Su padre imita jovialmente el vestido de su hijo, salvo por un detalle: en su camiseta están  las palabras “individuo grande” en lugar de “pequeño” para el niño.

En efecto, la ropa de esta imagen expresa la relación opuesta de la primera foto: el padre está siguiendo el modelo del hijo. Las palabras en las camisetas podrían simplemente leer apropiadamente “Little Boy” y “Big Boy”. Temeroso de aparecer autoritario o distante, muchos padres jóvenes tratan de ser un “buen amigo” para sus hijos.

En lugar de mostrar la seriedad estable que un niño necesita, ser confiado, tranquilo y seguro, el padre toma el aire de niño grande, se viste, habla y actúa como un niño. Juega, bromea y hace la vida un juego, enseñan a sus hijos que la vida no es seria, y que la autoridad es frívola.

En una escena como esta, al parecer amable e inofensiva, se ve un trastorno inherente. El hijo puede pensar fácilmente que es igual al padre y así pierda el respeto por él. El equilibrio de la familia se ve afectado porque la autoridad paterna es insuficiente.

Los resultados desastrosos de este síndrome de la falta de seriedad de la vida son evidentes en todas partes. Mire a su alrededor en cualquier lugar – la iglesia, la tienda, un evento social – y es fácil de ver que muchos hombres, que deberían ser responsables de mantener el buen sentido y el equilibrio de la familia y la sociedad, no actúan ni se ven como grandes.

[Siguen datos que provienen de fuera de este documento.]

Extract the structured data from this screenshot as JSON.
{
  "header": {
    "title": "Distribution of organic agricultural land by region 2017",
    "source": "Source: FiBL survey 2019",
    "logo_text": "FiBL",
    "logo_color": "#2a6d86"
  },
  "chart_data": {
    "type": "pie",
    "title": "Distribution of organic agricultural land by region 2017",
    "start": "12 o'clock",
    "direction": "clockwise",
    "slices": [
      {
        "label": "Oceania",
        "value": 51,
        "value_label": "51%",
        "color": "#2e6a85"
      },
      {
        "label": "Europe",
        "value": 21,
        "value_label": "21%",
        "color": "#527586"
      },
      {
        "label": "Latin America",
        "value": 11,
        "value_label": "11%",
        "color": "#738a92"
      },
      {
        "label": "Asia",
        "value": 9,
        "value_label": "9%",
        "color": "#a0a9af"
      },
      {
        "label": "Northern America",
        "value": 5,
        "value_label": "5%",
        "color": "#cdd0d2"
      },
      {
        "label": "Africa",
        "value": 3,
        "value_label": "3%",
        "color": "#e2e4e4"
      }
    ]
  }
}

El padre del pasado, respetado por su experiencia, sabiduría,  discernimiento y la fuerza del alma , se sustituye por la figura tonta de una juventud perpetua en búsqueda del placer. ¿Cuántos padres – abuelos e incluso hoy en día – tienen los hábitos de los niños y el deporte de la ropa de los jóvenes?.

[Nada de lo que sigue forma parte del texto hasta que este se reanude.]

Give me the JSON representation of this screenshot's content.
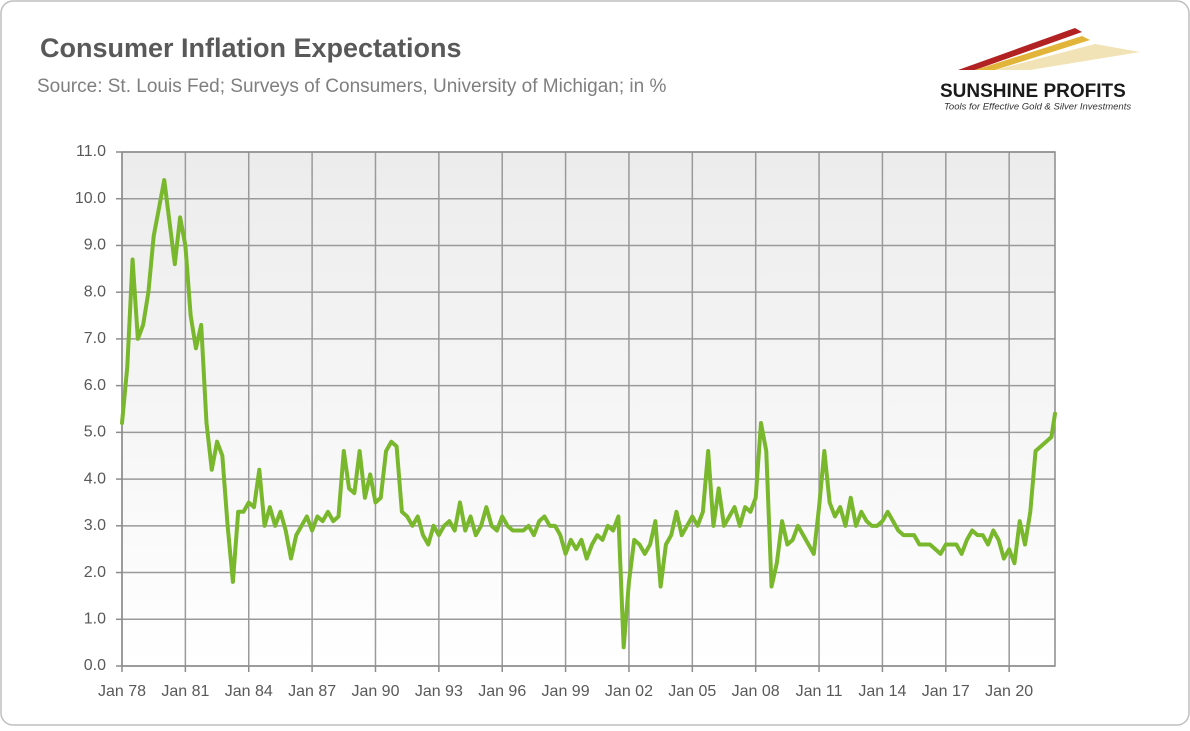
{
  "chart_data": {
    "type": "line",
    "title": "Consumer Inflation Expectations",
    "subtitle": "Source: St. Louis Fed; Surveys of Consumers, University of Michigan; in %",
    "logo": {
      "name": "SUNSHINE PROFITS",
      "tagline": "Tools for Effective Gold & Silver Investments"
    },
    "color": "#79b72d",
    "grid": true,
    "xlim": [
      1978,
      2022.17
    ],
    "xticks": [
      {
        "value": 1978,
        "label": "Jan 78"
      },
      {
        "value": 1981,
        "label": "Jan 81"
      },
      {
        "value": 1984,
        "label": "Jan 84"
      },
      {
        "value": 1987,
        "label": "Jan 87"
      },
      {
        "value": 1990,
        "label": "Jan 90"
      },
      {
        "value": 1993,
        "label": "Jan 93"
      },
      {
        "value": 1996,
        "label": "Jan 96"
      },
      {
        "value": 1999,
        "label": "Jan 99"
      },
      {
        "value": 2002,
        "label": "Jan 02"
      },
      {
        "value": 2005,
        "label": "Jan 05"
      },
      {
        "value": 2008,
        "label": "Jan 08"
      },
      {
        "value": 2011,
        "label": "Jan 11"
      },
      {
        "value": 2014,
        "label": "Jan 14"
      },
      {
        "value": 2017,
        "label": "Jan 17"
      },
      {
        "value": 2020,
        "label": "Jan 20"
      }
    ],
    "ylim": [
      0,
      11
    ],
    "yticks": [
      {
        "value": 0,
        "label": "0.0"
      },
      {
        "value": 1,
        "label": "1.0"
      },
      {
        "value": 2,
        "label": "2.0"
      },
      {
        "value": 3,
        "label": "3.0"
      },
      {
        "value": 4,
        "label": "4.0"
      },
      {
        "value": 5,
        "label": "5.0"
      },
      {
        "value": 6,
        "label": "6.0"
      },
      {
        "value": 7,
        "label": "7.0"
      },
      {
        "value": 8,
        "label": "8.0"
      },
      {
        "value": 9,
        "label": "9.0"
      },
      {
        "value": 10,
        "label": "10.0"
      },
      {
        "value": 11,
        "label": "11.0"
      }
    ],
    "x": [
      1978,
      1978.25,
      1978.5,
      1978.75,
      1979,
      1979.25,
      1979.5,
      1979.75,
      1980,
      1980.25,
      1980.5,
      1980.75,
      1981,
      1981.25,
      1981.5,
      1981.75,
      1982,
      1982.25,
      1982.5,
      1982.75,
      1983,
      1983.25,
      1983.5,
      1983.75,
      1984,
      1984.25,
      1984.5,
      1984.75,
      1985,
      1985.25,
      1985.5,
      1985.75,
      1986,
      1986.25,
      1986.5,
      1986.75,
      1987,
      1987.25,
      1987.5,
      1987.75,
      1988,
      1988.25,
      1988.5,
      1988.75,
      1989,
      1989.25,
      1989.5,
      1989.75,
      1990,
      1990.25,
      1990.5,
      1990.75,
      1991,
      1991.25,
      1991.5,
      1991.75,
      1992,
      1992.25,
      1992.5,
      1992.75,
      1993,
      1993.25,
      1993.5,
      1993.75,
      1994,
      1994.25,
      1994.5,
      1994.75,
      1995,
      1995.25,
      1995.5,
      1995.75,
      1996,
      1996.25,
      1996.5,
      1996.75,
      1997,
      1997.25,
      1997.5,
      1997.75,
      1998,
      1998.25,
      1998.5,
      1998.75,
      1999,
      1999.25,
      1999.5,
      1999.75,
      2000,
      2000.25,
      2000.5,
      2000.75,
      2001,
      2001.25,
      2001.5,
      2001.75,
      2002,
      2002.25,
      2002.5,
      2002.75,
      2003,
      2003.25,
      2003.5,
      2003.75,
      2004,
      2004.25,
      2004.5,
      2004.75,
      2005,
      2005.25,
      2005.5,
      2005.75,
      2006,
      2006.25,
      2006.5,
      2006.75,
      2007,
      2007.25,
      2007.5,
      2007.75,
      2008,
      2008.25,
      2008.5,
      2008.75,
      2009,
      2009.25,
      2009.5,
      2009.75,
      2010,
      2010.25,
      2010.5,
      2010.75,
      2011,
      2011.25,
      2011.5,
      2011.75,
      2012,
      2012.25,
      2012.5,
      2012.75,
      2013,
      2013.25,
      2013.5,
      2013.75,
      2014,
      2014.25,
      2014.5,
      2014.75,
      2015,
      2015.25,
      2015.5,
      2015.75,
      2016,
      2016.25,
      2016.5,
      2016.75,
      2017,
      2017.25,
      2017.5,
      2017.75,
      2018,
      2018.25,
      2018.5,
      2018.75,
      2019,
      2019.25,
      2019.5,
      2019.75,
      2020,
      2020.25,
      2020.5,
      2020.75,
      2021,
      2021.25,
      2021.5,
      2021.75,
      2022,
      2022.17
    ],
    "values": [
      5.2,
      6.4,
      8.7,
      7.0,
      7.3,
      8.0,
      9.2,
      9.8,
      10.4,
      9.5,
      8.6,
      9.6,
      9.0,
      7.5,
      6.8,
      7.3,
      5.2,
      4.2,
      4.8,
      4.5,
      3.0,
      1.8,
      3.3,
      3.3,
      3.5,
      3.4,
      4.2,
      3.0,
      3.4,
      3.0,
      3.3,
      2.9,
      2.3,
      2.8,
      3.0,
      3.2,
      2.9,
      3.2,
      3.1,
      3.3,
      3.1,
      3.2,
      4.6,
      3.8,
      3.7,
      4.6,
      3.6,
      4.1,
      3.5,
      3.6,
      4.6,
      4.8,
      4.7,
      3.3,
      3.2,
      3.0,
      3.2,
      2.8,
      2.6,
      3.0,
      2.8,
      3.0,
      3.1,
      2.9,
      3.5,
      2.9,
      3.2,
      2.8,
      3.0,
      3.4,
      3.0,
      2.9,
      3.2,
      3.0,
      2.9,
      2.9,
      2.9,
      3.0,
      2.8,
      3.1,
      3.2,
      3.0,
      3.0,
      2.8,
      2.4,
      2.7,
      2.5,
      2.7,
      2.3,
      2.6,
      2.8,
      2.7,
      3.0,
      2.9,
      3.2,
      0.4,
      1.8,
      2.7,
      2.6,
      2.4,
      2.6,
      3.1,
      1.7,
      2.6,
      2.8,
      3.3,
      2.8,
      3.0,
      3.2,
      3.0,
      3.3,
      4.6,
      3.0,
      3.8,
      3.0,
      3.2,
      3.4,
      3.0,
      3.4,
      3.3,
      3.6,
      5.2,
      4.6,
      1.7,
      2.2,
      3.1,
      2.6,
      2.7,
      3.0,
      2.8,
      2.6,
      2.4,
      3.4,
      4.6,
      3.5,
      3.2,
      3.4,
      3.0,
      3.6,
      3.0,
      3.3,
      3.1,
      3.0,
      3.0,
      3.1,
      3.3,
      3.1,
      2.9,
      2.8,
      2.8,
      2.8,
      2.6,
      2.6,
      2.6,
      2.5,
      2.4,
      2.6,
      2.6,
      2.6,
      2.4,
      2.7,
      2.9,
      2.8,
      2.8,
      2.6,
      2.9,
      2.7,
      2.3,
      2.5,
      2.2,
      3.1,
      2.6,
      3.3,
      4.6,
      4.7,
      4.8,
      4.9,
      5.4
    ]
  }
}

St. Francisco de Sales observó que el afecto transmitido por los padres a sus hijos no se llama amistad, porque la amistad supone una cierta igualdad en la vocación, rango, o los objetivos. Esta igualdad, continua, no debe existir en el afecto de los padres para sus hijos. El amor de los padres es, según él, un amor majestuoso, y el de los niños debe ser amor por el respeto y la sumisión. Todo es una sociedad católica, incluyendo el vestido de los hombres en todos los niveles de la sociedad – de mayor a menor, utilizada para reflejar este pensamiento racional.

Para contrarrestar este pensamiento moderno en mal estado, el padre debe seguir la máxima latina: Esto Vir ! ¡Sé un hombre! Su hijo no sólo espera esto de él, sino que así lo requiere.